“The most successful one party system is disguised as a two party system, giving the people an illusion that they decide” – Stalin
Working-class people are underrepresented in politics. The problem isn’t voters.
Our government is run by rich people — and it benefits them the most.
By Dr. Nicholas Carnes – Oct 24, 2018, 8:00am EDT
The president is the billionaire head of a global business empire, and his mostly millionaire Cabinet may be the richest in American history. His opponent in the 2016 election was a millionaire. Most Supreme Court Justices are millionaires. Most members of Congress are millionaires (and probably have been for several years).
On the other end of the economic spectrum, most working people are employed in manual labor, service industry, and clerical jobs. Those Americans, however, almost never get a seat at the table in our political institutions.
Why not? In a country where virtually any citizen is eligible to serve in public office, why are our elected representatives almost all drawn from such an unrepresentative slice of the economy?
It’s probably worse than you think
This year, it might be tempting to think that working-class Americans don’t have it so bad in politics, especially in light of recent candidates like Randy Bryce, the Wisconsin iron worker running for the US House seat Paul Ryan is vacating, or Alexandria Ocasio-Cortez, the former restaurant server whose primary election win over Democratic heavyweight Joe Crowley may go down as the single biggest election upset in 2018.
In reality, however, they are stark exceptions to a longstanding rule in American politics: Working-class people almost never become politicians.

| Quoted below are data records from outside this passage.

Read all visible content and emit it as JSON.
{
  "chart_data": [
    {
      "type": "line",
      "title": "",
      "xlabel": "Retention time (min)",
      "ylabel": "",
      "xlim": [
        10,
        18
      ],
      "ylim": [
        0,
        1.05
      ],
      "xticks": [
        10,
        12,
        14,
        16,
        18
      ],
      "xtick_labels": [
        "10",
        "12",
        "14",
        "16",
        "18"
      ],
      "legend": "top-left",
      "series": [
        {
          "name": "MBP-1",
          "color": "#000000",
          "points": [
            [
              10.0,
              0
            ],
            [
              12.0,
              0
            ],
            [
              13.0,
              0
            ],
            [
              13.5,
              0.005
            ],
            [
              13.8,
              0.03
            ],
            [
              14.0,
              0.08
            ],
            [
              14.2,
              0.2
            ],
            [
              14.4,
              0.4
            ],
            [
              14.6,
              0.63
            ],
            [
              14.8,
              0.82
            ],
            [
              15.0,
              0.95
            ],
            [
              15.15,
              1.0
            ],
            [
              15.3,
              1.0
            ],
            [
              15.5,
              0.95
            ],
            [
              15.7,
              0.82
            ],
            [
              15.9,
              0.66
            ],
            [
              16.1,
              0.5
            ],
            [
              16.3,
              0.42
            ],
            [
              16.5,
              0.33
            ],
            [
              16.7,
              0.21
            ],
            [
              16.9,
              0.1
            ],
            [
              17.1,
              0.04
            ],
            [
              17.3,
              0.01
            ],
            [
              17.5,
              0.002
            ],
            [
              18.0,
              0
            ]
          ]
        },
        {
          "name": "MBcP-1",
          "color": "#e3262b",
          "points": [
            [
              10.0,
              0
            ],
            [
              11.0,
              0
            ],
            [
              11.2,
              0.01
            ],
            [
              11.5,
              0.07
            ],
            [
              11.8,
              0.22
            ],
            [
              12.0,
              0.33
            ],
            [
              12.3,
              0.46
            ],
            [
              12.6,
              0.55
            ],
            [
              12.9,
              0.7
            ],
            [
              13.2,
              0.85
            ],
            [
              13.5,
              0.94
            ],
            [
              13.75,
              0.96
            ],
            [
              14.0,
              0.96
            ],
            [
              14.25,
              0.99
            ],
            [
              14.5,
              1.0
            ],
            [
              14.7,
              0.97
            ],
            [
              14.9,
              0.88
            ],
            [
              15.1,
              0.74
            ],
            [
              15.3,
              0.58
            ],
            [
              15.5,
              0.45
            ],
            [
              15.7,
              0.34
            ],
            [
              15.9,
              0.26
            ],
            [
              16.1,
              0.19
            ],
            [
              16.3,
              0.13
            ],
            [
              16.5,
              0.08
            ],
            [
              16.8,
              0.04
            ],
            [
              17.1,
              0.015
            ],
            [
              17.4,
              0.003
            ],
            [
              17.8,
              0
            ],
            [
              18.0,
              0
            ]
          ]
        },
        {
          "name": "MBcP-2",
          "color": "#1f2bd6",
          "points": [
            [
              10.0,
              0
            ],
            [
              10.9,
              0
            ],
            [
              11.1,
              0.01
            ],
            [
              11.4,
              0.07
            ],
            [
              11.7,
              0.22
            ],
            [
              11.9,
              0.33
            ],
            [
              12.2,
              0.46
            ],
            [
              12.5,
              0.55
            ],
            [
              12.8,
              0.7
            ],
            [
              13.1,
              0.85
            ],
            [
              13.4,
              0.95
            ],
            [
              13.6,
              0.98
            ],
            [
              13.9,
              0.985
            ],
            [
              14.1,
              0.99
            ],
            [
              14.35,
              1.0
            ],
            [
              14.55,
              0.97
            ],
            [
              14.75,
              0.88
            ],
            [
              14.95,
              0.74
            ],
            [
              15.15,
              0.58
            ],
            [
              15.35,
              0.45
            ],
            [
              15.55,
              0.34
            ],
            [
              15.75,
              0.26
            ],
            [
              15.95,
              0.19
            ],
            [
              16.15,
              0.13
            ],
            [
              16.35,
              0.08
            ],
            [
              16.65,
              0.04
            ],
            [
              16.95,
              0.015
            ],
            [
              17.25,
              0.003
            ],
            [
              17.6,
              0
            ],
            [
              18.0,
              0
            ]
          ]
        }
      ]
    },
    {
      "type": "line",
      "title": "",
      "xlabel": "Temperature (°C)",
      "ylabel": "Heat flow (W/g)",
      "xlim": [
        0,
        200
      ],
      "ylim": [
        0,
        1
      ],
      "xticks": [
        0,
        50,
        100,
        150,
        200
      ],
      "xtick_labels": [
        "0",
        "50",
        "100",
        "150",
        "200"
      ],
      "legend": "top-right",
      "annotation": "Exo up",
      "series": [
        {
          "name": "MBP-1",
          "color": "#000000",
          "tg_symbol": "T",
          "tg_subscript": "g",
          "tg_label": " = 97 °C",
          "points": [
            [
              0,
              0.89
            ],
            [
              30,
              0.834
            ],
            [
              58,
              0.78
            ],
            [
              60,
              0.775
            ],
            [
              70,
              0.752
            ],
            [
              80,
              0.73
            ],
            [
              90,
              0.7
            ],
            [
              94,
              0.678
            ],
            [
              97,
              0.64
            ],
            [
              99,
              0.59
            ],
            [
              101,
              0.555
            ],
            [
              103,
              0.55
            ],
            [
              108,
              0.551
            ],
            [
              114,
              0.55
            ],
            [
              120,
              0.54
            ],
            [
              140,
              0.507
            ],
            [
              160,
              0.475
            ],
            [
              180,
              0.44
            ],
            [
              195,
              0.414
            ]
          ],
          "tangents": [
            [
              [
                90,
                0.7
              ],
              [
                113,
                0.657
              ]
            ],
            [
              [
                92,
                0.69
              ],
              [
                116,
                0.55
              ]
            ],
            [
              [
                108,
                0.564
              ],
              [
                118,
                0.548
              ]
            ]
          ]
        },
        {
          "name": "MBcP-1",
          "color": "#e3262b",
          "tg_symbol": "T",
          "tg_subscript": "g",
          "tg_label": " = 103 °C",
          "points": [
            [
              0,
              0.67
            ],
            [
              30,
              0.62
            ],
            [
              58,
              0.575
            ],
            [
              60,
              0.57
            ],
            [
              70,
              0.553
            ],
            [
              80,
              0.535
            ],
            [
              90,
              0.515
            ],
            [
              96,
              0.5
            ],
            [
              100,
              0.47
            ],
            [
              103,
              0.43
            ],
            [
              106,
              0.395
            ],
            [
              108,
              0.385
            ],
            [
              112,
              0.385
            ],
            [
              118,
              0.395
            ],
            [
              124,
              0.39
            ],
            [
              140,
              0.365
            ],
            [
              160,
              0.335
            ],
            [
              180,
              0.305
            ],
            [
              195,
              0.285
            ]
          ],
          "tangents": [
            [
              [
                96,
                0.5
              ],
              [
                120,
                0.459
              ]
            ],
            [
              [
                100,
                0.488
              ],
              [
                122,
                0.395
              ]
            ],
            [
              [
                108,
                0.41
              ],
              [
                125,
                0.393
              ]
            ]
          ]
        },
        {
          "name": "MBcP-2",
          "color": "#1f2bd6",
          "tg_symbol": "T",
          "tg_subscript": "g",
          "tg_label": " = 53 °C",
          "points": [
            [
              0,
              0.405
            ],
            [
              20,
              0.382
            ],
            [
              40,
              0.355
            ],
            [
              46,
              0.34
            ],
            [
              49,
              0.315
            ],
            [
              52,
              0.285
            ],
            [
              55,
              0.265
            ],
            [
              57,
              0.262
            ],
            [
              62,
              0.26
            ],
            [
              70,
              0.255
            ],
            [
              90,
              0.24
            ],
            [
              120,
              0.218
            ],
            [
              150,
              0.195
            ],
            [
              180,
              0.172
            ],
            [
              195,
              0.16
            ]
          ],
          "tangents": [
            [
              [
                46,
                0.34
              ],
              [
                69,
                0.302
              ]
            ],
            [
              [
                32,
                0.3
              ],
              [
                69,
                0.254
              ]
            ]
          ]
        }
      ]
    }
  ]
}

Ocasio-Cortez and Bryce make headlines in part because their economic backgrounds are so unusual (for politicians, that is). Their wins are stunning in part because their campaigns upset a sort of natural order in American politics.
The figure above plots recent data on the share of working-class people in the US labor force (the black bar) and in state and national politics. Even in the information age, working-class jobs — defined as manual labor, service industry, and clerical jobs — still make up a little more than half of our economy. But workers make up less than 3 percent of the average state legislature.
The average member of Congress spent less than 2 percent of his or her entire pre-congressional career doing the kinds of jobs most Americans go to every day. No one from the working class has gotten into politics and gone on to become a governor, or a Supreme Court justice, or the president.